Guizot governava senza interruzione da otto anni, e perchè aveva vinto altre volte le opposizioni coalizzate, credeva di poterle vincere sempre.
Filosofo e storico capace di raccogliere in grande sintesi gli avvenimenti di un'epoca e di un regno, e le cause complesse di una rivoluzione passata, non vedeva il filo degli avvenimenti che si preparavano sotto i suoi occhi. Ammiratore del parlamentarismo inglese, vedeva in una oligarchia di ottimati, appoggiata da una maggioranza parlamentare, il modello dei governi. Molto orgoglioso per giunta, sentenziò un giorno dalla tribuna, per confondere i suoi avversari democratici: «Il giorno del suffragio universale non lo vedrete mai!» E fu invece lui che lo affrettò, opponendosi a quella riforma, la quale, effettuata a tempo, l'avrebbe ritardato.
Invece di tener conto dei voti manifestati con tanta forza e anche da uomini devoti alla monarchia, nel discorso della Corona che apriva la nuova sessione parlamentare (28 dicembre), il re, alludendo all'agitazione dei banchetti elettorali, aveva detto: «passioni nemiche o cieche la fomentano» e conchiudeva che il governo non avrebbe ceduto.
Era il guanto di sfida gettato alla Francia devota ai principî dell'89, la quale non tardò a raccoglierlo.
Le discussioni sull'indirizzo in risposta al discorso della Corona, fattesi in gennaio nei due rami del parlamento, furono lunghe e calorosissime anche intorno alla politica estera del ministero.

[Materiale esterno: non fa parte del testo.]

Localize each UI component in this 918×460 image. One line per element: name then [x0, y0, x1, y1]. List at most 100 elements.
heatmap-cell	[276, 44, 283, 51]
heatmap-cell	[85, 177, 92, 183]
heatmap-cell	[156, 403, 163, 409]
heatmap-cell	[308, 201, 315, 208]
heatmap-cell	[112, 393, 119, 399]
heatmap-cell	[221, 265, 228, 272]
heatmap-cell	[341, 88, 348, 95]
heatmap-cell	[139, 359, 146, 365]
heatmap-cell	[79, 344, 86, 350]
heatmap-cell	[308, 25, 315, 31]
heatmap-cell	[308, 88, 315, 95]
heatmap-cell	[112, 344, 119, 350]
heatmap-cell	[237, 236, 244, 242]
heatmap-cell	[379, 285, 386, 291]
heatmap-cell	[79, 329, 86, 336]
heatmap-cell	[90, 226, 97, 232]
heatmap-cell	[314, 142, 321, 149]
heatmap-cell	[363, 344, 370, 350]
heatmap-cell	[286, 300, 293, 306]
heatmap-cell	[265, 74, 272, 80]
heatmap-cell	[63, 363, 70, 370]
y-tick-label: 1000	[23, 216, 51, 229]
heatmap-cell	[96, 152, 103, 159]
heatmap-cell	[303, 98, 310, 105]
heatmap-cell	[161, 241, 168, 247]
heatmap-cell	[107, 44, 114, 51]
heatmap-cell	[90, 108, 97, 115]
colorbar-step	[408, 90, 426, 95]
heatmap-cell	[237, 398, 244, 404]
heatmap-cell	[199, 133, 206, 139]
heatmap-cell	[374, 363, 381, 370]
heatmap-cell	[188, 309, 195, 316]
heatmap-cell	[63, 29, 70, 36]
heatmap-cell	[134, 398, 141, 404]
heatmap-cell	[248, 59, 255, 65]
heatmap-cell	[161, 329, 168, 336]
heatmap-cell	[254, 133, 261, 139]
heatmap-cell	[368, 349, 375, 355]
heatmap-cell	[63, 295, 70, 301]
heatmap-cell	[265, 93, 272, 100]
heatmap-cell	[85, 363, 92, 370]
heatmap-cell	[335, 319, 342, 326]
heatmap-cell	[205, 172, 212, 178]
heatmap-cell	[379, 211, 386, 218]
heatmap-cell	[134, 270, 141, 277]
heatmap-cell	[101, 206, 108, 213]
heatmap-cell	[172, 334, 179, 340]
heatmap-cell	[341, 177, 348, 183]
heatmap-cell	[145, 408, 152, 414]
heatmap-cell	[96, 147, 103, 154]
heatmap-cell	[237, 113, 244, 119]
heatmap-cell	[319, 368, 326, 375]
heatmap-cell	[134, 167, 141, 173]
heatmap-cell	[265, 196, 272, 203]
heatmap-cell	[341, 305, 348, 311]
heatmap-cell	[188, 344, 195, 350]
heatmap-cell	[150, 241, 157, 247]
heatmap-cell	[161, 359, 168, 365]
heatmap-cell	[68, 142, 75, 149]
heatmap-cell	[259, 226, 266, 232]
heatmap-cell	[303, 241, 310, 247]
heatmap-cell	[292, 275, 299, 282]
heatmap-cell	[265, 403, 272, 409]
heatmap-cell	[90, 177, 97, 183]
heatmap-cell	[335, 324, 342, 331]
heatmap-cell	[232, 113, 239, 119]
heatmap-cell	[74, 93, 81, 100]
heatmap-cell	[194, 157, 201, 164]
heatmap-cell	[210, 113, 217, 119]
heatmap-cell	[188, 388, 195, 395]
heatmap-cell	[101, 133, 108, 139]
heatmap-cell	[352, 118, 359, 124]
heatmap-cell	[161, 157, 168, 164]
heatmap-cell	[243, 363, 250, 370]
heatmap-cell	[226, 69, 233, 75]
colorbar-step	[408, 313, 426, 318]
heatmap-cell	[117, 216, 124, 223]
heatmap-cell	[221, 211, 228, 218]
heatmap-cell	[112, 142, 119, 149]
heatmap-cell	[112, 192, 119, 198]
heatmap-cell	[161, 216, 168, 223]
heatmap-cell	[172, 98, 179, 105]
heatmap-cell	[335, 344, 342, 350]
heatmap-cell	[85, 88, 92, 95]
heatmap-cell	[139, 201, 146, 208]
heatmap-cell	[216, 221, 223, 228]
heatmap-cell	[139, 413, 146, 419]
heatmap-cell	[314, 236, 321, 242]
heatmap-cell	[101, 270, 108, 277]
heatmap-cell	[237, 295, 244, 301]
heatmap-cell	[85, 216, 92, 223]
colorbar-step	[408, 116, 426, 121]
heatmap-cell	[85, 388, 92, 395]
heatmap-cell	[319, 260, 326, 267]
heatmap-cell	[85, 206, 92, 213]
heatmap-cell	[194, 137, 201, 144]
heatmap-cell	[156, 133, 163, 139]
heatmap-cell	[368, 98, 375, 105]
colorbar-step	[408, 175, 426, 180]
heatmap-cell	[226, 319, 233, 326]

Nel suo discorso il re aveva appena lontanamente accennato agli avvenimenti italici con queste parole: «Io spero che i progressi della civiltà generale si compiranno dovunque di concerto fra i governi ed i popoli, senza alterare l'ordine interno e le buone relazioni degli Stati». Erano parole equivoche, che male rispondevano alle forti simpatie che i moti d'Italia avevano destato fin dal principio in tutta la parte liberale della Francia.